At the start of the year, Bitcoin enjoyed favorable conditions. The presence of a more crypto-friendly administration in Washington and the anticipated regulatory clarity regarding spot exchange-traded funds (ETFs) were expected to facilitate deeper institutional involvement.
For numerous investors, this was perceived as a critical testing ground. The fundamental appeal of Bitcoin has long revolved around its scarcity and independence from governmental monetary policies, positioning it as a digital store of value aimed at countering currency devaluation. Given the extensive U.S. fiscal deficits and ongoing concerns regarding the dollar’s long-term purchasing power, the circumstances seemed to align with that premise.
However, the market has not adhered to these expectations. Bitcoin has decreased by approximately 26% over the past year, despite a more favorable policy landscape and enhanced institutional access. Rather than decoupling from macroeconomic uncertainties, the asset has occasionally mirrored broader risk markets.

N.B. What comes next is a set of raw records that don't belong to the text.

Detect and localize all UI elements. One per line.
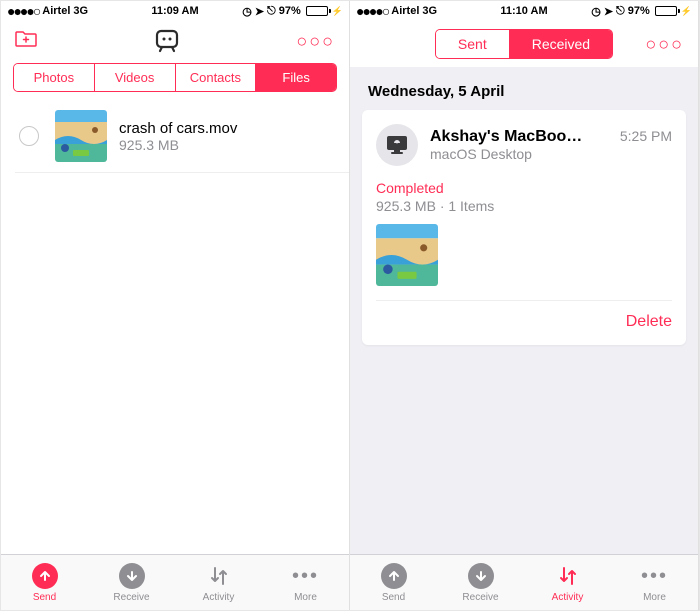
status-bar: ●●●●○ Airtel 3G 11:10 AM ◷ ➤ ⎋ 97% ⚡ <box>350 1 698 21</box>
tab-bar: Send Receive Activity ••• More <box>1 554 349 610</box>
tab-activity[interactable]: Activity <box>175 555 262 610</box>
alarm-icon: ◷ <box>591 5 601 18</box>
signal-dots-icon: ●●●●○ <box>356 3 388 19</box>
date-header: Wednesday, 5 April <box>350 67 698 110</box>
network-label: 3G <box>73 5 88 17</box>
segment-received[interactable]: Received <box>510 30 612 58</box>
tab-label: Send <box>382 592 405 603</box>
carrier-label: Airtel <box>391 5 419 17</box>
activity-list: Wednesday, 5 April Akshay's MacBoo… 5:25… <box>350 67 698 554</box>
tab-receive[interactable]: Receive <box>88 555 175 610</box>
segment-contacts[interactable]: Contacts <box>176 64 257 91</box>
status-bar: ●●●●○ Airtel 3G 11:09 AM ◷ ➤ ⎋ 97% ⚡ <box>1 1 349 21</box>
tab-activity[interactable]: Activity <box>524 555 611 610</box>
clock: 11:10 AM <box>500 5 547 17</box>
tab-more[interactable]: ••• More <box>611 555 698 610</box>
arrow-down-icon <box>119 563 145 589</box>
tab-label: Receive <box>113 592 149 603</box>
file-row[interactable]: crash of cars.mov 925.3 MB <box>15 100 349 173</box>
sent-received-segment: Sent Received <box>435 29 613 59</box>
file-name: crash of cars.mov <box>119 120 237 137</box>
transfer-time: 5:25 PM <box>620 128 672 144</box>
segment-sent[interactable]: Sent <box>436 30 510 58</box>
location-icon: ➤ <box>604 5 613 18</box>
tab-label: Receive <box>462 592 498 603</box>
device-name: Akshay's MacBoo… <box>430 128 582 146</box>
file-thumbnail <box>55 110 107 162</box>
app-logo-icon <box>37 29 296 53</box>
battery-pct: 97% <box>279 5 301 17</box>
tab-label: Send <box>33 592 56 603</box>
add-folder-icon[interactable] <box>15 30 37 53</box>
bluetooth-icon: ⎋ <box>267 5 276 18</box>
tab-label: More <box>643 592 666 603</box>
tab-send[interactable]: Send <box>350 555 437 610</box>
tab-receive[interactable]: Receive <box>437 555 524 610</box>
more-icon[interactable]: ○○○ <box>296 31 335 52</box>
network-label: 3G <box>422 5 437 17</box>
tab-send[interactable]: Send <box>1 555 88 610</box>
arrow-down-icon <box>468 563 494 589</box>
device-type: macOS Desktop <box>430 146 672 162</box>
more-dots-icon: ••• <box>642 563 668 589</box>
category-segment-control: Photos Videos Contacts Files <box>13 63 337 92</box>
more-dots-icon: ••• <box>293 563 319 589</box>
tab-label: Activity <box>552 592 584 603</box>
nav-bar: Sent Received ○○○ <box>350 21 698 67</box>
clock: 11:09 AM <box>151 5 198 17</box>
carrier-label: Airtel <box>42 5 70 17</box>
arrow-up-icon <box>32 563 58 589</box>
location-icon: ➤ <box>255 5 264 18</box>
screen-send-files: ●●●●○ Airtel 3G 11:09 AM ◷ ➤ ⎋ 97% ⚡ ○○○… <box>1 1 350 610</box>
battery-icon: ⚡ <box>304 6 343 17</box>
activity-icon <box>206 563 232 589</box>
tab-label: Activity <box>203 592 235 603</box>
tab-more[interactable]: ••• More <box>262 555 349 610</box>
tab-bar: Send Receive Activity ••• More <box>350 554 698 610</box>
segment-files[interactable]: Files <box>256 64 336 91</box>
segment-photos[interactable]: Photos <box>14 64 95 91</box>
transfer-card: Akshay's MacBoo… 5:25 PM macOS Desktop C… <box>362 110 686 345</box>
bluetooth-icon: ⎋ <box>616 5 625 18</box>
alarm-icon: ◷ <box>242 5 252 18</box>
file-size: 925.3 MB <box>119 137 237 153</box>
tab-label: More <box>294 592 317 603</box>
select-circle-icon[interactable] <box>19 126 39 146</box>
more-icon[interactable]: ○○○ <box>645 34 684 55</box>
arrow-up-icon <box>381 563 407 589</box>
screen-activity: ●●●●○ Airtel 3G 11:10 AM ◷ ➤ ⎋ 97% ⚡ Sen… <box>350 1 699 610</box>
battery-pct: 97% <box>628 5 650 17</box>
battery-icon: ⚡ <box>653 6 692 17</box>
transfer-detail: 925.3 MB · 1 Items <box>376 198 672 214</box>
signal-dots-icon: ●●●●○ <box>7 3 39 19</box>
file-list: crash of cars.mov 925.3 MB <box>1 100 349 554</box>
activity-icon <box>555 563 581 589</box>
segment-videos[interactable]: Videos <box>95 64 176 91</box>
transfer-thumbnail[interactable] <box>376 224 438 286</box>
transfer-status: Completed <box>376 180 672 196</box>
nav-bar: ○○○ <box>1 21 349 61</box>
device-monitor-icon <box>376 124 418 166</box>
delete-button[interactable]: Delete <box>626 313 672 330</box>
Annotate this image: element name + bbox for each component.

In contrast, traditional safe havens have experienced rallies. Gold has reached new all-time highs, with silver also achieving multi-year peaks. Capital seeking refuge from inflation worries and geopolitical risks seems to have shifted, at least partially, into metals instead of digital assets.
Back, who currently serves as the CEO of Blockstream and the Bitcoin Standard Treasury Company (BSTR), also highlighted structural dynamics regarding bitcoin ownership.
“The ETF holders […] tend to be more committed investors than retail bitcoin exchange traders,” he remarked. Retail investors often allocate most of their capital during market upswings, leaving minimal liquidity during downturns. Institutions, on the other hand, can adjust their portfolios across various assets.
Nevertheless, Back emphasized that institutional adoption is still in its infancy. “I think there isn’t that much institutional capital yet.”
In his perspective, substantial pools of capital have not yet thoroughly entered the market, even though major regulatory challenges have been addressed and clearer guidelines could facilitate further institutional inflows.
Over time, he anticipates that wider adoption will mitigate volatility. He likened bitcoin’s current stage to the early phases of high-growth stocks. “You can draw parallels to, for example, early Amazon (AMZN) stock, which experienced significant price fluctuations due to market uncertainty.”
“The rapid adoption curve inherently entails volatility,” he stated. As adoption matures and more institutions, businesses, and sovereign entities gain exposure, Back indicated that bitcoin’s price fluctuations should stabilize. He does not foresee the elimination of volatility, but he believes it may begin to resemble gold, which experiences less dramatic price movements than an emerging asset.
Back also noted that he evaluates bitcoin’s long-term potential in relation to gold’s total market capitalization. He contended that comparing the two market values provides a rough gauge for adoption, and he believes bitcoin is currently approximately 10 to 15 times smaller than gold, indicating potential for further growth as it continues to secure its position as a store of value.
Despite short-term price fluctuations, Back maintained that bitcoin’s long-term investment narrative remains robust. “Bitcoin as an asset class has distinguished itself from all other asset classes over the past decade, consistently delivering the highest annualized return,” he stated.
For Back, volatility is not a contradiction of bitcoin’s thesis but rather a characteristic of its adoption phase. “Volatility […] is part of the picture,” he concluded.